Даже первый встречный — косоглазый, сопленосый и грязный пастушонок — и тот посматривал с недоверием, а в ответ на приветствие невежливо спросил:

— Кто такие?

— Артисты мы, — вышел вперёд Баурджин. — Беги скорей, скажи всем, кто к вам пожаловал! Дуучи, хогжимчи, улигерчи и вот… — он кивнул на пристроенный на плече хур, — хурчи!

— Вай, хогжимчи!!! — С пастушонка в момент слетела вся спесь. — Чего ж вы пешком-то?

— Какие-то подлые собаки ночью похитили наших коней.

— Вай, нехорошо… Я поскачу, скажу всем! — подозвав пасшегося рядом конька, мальчишка ловко прыгнул в седло и, поднимая пыль, понёсся к белевшим за нагромождениями камней гэрам.

— Хогжинчи-и-и! — на всём скаку орал он. — Хогжимчи к нам приехали! Музыканты! Хэй-гей, люди-и-и-и!

Первое выступление чем-то напомнило Дубову детский утренник или концерт художественной самодеятельности в каком-нибудь подшефном колхозе. Накормив и напоив гостей, радостные, словно дети, кочевники собрались на вытоптанной площадке у главного гэра. Вечерело, за сопками опускалось оранжевое солнце, быстро темнело. Чтобы было лучше видно заезжих артистов, кочевники зажгли факелы, укрепив их по краям площадки на длинных шестах. Выйдя на середину площадки, Баурджин поклонился на четыре стороны и, откашлявшись, произнёс:

— Здравствуйте, товарищи араты! Разрешите мне от имени моих соратников, известных даже в самых дальних степях музыкантов, открыть этот небольшой, но, смею надеяться, прекрасный концерт, который, несомненно, не оставит вас равнодушными слушателями.

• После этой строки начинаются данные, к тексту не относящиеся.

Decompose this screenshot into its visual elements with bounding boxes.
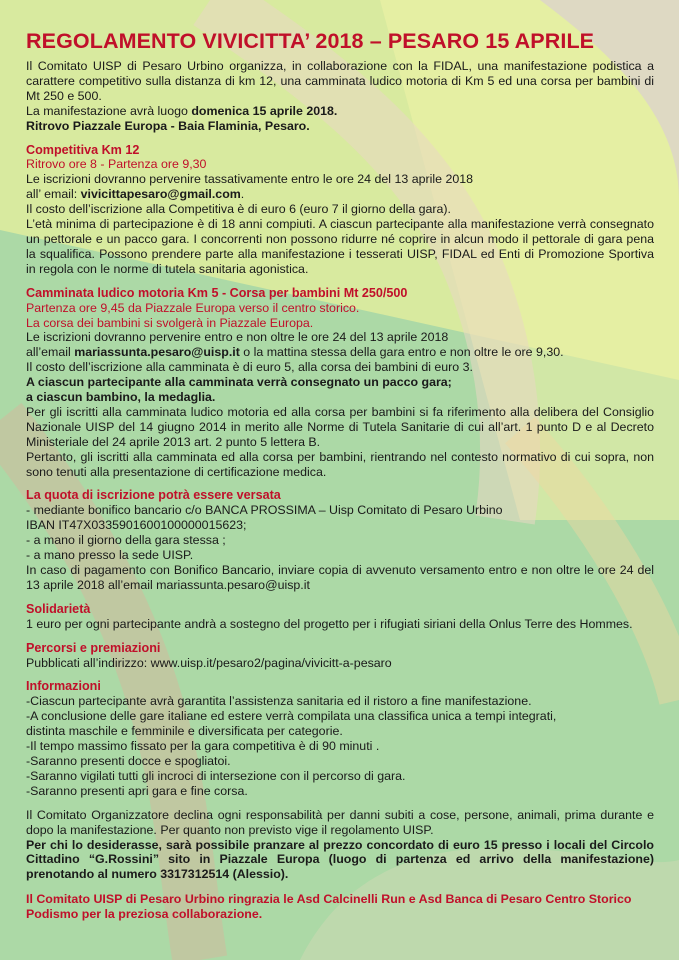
footer-section <box>26 808 654 922</box>
competitiva-deadline: Le iscrizioni dovranno pervenire tassativamente entro le ore 24 del 13 aprile 2018 <box>26 172 474 187</box>
camminata-pack-note: A ciascun partecipante alla camminata verrà consegnato un pacco gara; <box>26 375 452 390</box>
solidarieta-section <box>26 602 654 632</box>
kids-race-location: La corsa dei bambini si svolgerà in Piazzale Europa. <box>26 315 314 330</box>
competitiva-email-prefix: all’ email: <box>26 187 81 202</box>
competitiva-heading: Competitiva Km 12 <box>26 142 140 157</box>
competitiva-rules: L’età minima di partecipazione è di 18 anni compiuti. A ciascun partecipante alla manifestazione verrà consegnato un pettorale e un pacco gara. I concorrenti non possono ridurre né coprire in alcun modo il pettorale di gara pena la squalifica. Possono prendere parte alla manifestazione i tesserati UISP, FIDAL ed Enti di Promozione Sportiva in regola con le norme di tutela sanitaria agonistica. <box>26 217 654 276</box>
camminata-deadline: Le iscrizioni dovranno pervenire entro e non oltre le ore 24 del 13 aprile 2018 <box>26 330 449 345</box>
info-item: -Saranno presenti docce e spogliatoi. <box>26 753 231 768</box>
page-title: REGOLAMENTO VIVICITTA’ 2018 – PESARO 15 APRILE <box>26 29 595 53</box>
camminata-section <box>26 286 654 480</box>
meeting-point: Ritrovo Piazzale Europa - Baia Flaminia, Pesaro. <box>26 118 310 133</box>
info-item: -Saranno presenti apri gara e fine corsa. <box>26 783 248 798</box>
info-item: -Ciascun partecipante avrà garantita l’assistenza sanitaria ed il ristoro a fine manifestazione. <box>26 694 532 709</box>
info-item: -Il tempo massimo fissato per la gara competitiva è di 90 minuti . <box>26 739 380 754</box>
camminata-email-prefix: all’email <box>26 345 75 360</box>
percorsi-link[interactable]: Pubblicati all’indirizzo: www.uisp.it/pesaro2/pagina/vivicitt-a-pesaro <box>26 655 392 670</box>
competitiva-cost: Il costo dell’iscrizione alla Competitiva è di euro 6 (euro 7 il giorno della gara). <box>26 202 451 217</box>
quota-iban: IBAN IT47X0335901600100000015623; <box>26 518 247 533</box>
intro-paragraph: Il Comitato UISP di Pesaro Urbino organizza, in collaborazione con la FIDAL, una manifestazione podistica a carattere competitivo sulla distanza di km 12, una camminata ludico motoria di Km 5 ed una corsa per bambini di Mt 250 e 500. <box>26 59 654 103</box>
camminata-health-rules: Per gli iscritti alla camminata ludico motoria ed alla corsa per bambini si fa riferimento alla delibera del Consiglio Nazionale UISP del 14 giugno 2014 in merito alle Norme di Tutela Sanitarie di cui all’art. 1 punto D e al Decreto Ministeriale del 24 aprile 2013 art. 2 punto 5 lettera B. <box>26 404 654 449</box>
camminata-email-line <box>26 345 654 360</box>
competitiva-email-link[interactable]: vivicittapesaro@gmail.com <box>80 187 241 202</box>
quota-bank-transfer: - mediante bonifico bancario c/o BANCA PROSSIMA – Uisp Comitato di Pesaro Urbino <box>26 503 503 518</box>
solidarieta-heading: Solidarietà <box>26 601 91 616</box>
solidarieta-text: 1 euro per ogni partecipante andrà a sostegno del progetto per i rifugiati siriani della Onlus Terre des Hommes. <box>26 616 633 631</box>
camminata-email-suffix: o la mattina stessa della gara entro e non oltre le ore 9,30. <box>239 345 564 360</box>
lunch-note: Per chi lo desiderasse, sarà possibile pranzare al prezzo concordato di euro 15 presso i locali del Circolo Cittadino “G.Rossini” sito in Piazzale Europa (luogo di partenza ed arrivo della manifestazione) prenotando al numero 3317312514 (Alessio). <box>26 837 654 882</box>
competitiva-schedule: Ritrovo ore 8 - Partenza ore 9,30 <box>26 157 207 172</box>
quota-race-day: - a mano il giorno della gara stessa ; <box>26 533 226 548</box>
camminata-email-link[interactable]: mariassunta.pesaro@uisp.it <box>74 345 240 360</box>
kids-medal-note: a ciascun bambino, la medaglia. <box>26 390 216 405</box>
competitiva-section <box>26 143 654 277</box>
liability-disclaimer: Il Comitato Organizzatore declina ogni responsabilità per danni subiti a cose, persone, animali, prima durante e dopo la manifestazione. Per quanto non previsto vige il regolamento UISP. <box>26 807 654 837</box>
info-item: distinta maschile e femminile e diversificata per categorie. <box>26 724 343 739</box>
event-date-line <box>26 104 654 119</box>
camminata-heading: Camminata ludico motoria Km 5 - Corsa per bambini Mt 250/500 <box>26 285 408 300</box>
quota-transfer-note: In caso di pagamento con Bonifico Bancario, inviare copia di avvenuto versamento entro e non oltre le ore 24 del 13 aprile 2018 all’email mariassunta.pesaro@uisp.it <box>26 563 654 592</box>
percorsi-section <box>26 641 654 671</box>
quota-uisp-office: - a mano presso la sede UISP. <box>26 548 194 563</box>
percorsi-heading: Percorsi e premiazioni <box>26 640 161 655</box>
quota-heading: La quota di iscrizione potrà essere versata <box>26 488 281 503</box>
quota-section <box>26 488 654 592</box>
competitiva-email-line <box>26 187 654 202</box>
info-item: -A conclusione delle gare italiane ed estere verrà compilata una classifica unica a tempi integrati, <box>26 709 557 724</box>
camminata-start: Partenza ore 9,45 da Piazzale Europa verso il centro storico. <box>26 300 360 315</box>
camminata-cost: Il costo dell’iscrizione alla camminata è di euro 5, alla corsa dei bambini di euro 3. <box>26 360 473 375</box>
camminata-certificate-note: Pertanto, gli iscritti alla camminata ed alla corsa per bambini, rientrando nel contesto normativo di cui sopra, non sono tenuti alla presentazione di certificazione medica. <box>26 449 654 479</box>
informazioni-section <box>26 679 654 798</box>
competitiva-email-suffix: . <box>240 187 245 202</box>
regulation-document <box>26 28 654 922</box>
intro-section <box>26 59 654 134</box>
thanks-note: Il Comitato UISP di Pesaro Urbino ringrazia le Asd Calcinelli Run e Asd Banca di Pesaro Centro Storico Podismo per la preziosa collaborazione. <box>26 892 632 922</box>
event-date-prefix: La manifestazione avrà luogo <box>26 103 192 118</box>
event-date: domenica 15 aprile 2018. <box>191 103 338 118</box>
informazioni-heading: Informazioni <box>26 679 101 694</box>
info-item: -Saranno vigilati tutti gli incroci di intersezione con il percorso di gara. <box>26 768 406 783</box>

Закончив реплику, Баурджин ещё раз поклонился.

— Вай, вай! — подбодрили зрители. — Давай начинай, хогжимчи-гуай!

— Сказание… — заложив за спину руки, нойон выставил левую ногу вперёд. — Сказание о зимней степи.

Стоявшие чуть позади Сухэ тронул струны хура, а Гамильдэ-Ичен грохотнул бубном. Араты одобрительно заулыбались, видать, вступление им понравилось.

— Однажды… — чтец-декламатор ещё раз откашлялся и продолжил под усиливающуюся музыку. — Однажды, в студёную зимнюю пору, на сопку я вышел… Нет — выехал. Верхом на коне. Был сильный мороз! Гляжу, поднимается медленно в гору лошадка…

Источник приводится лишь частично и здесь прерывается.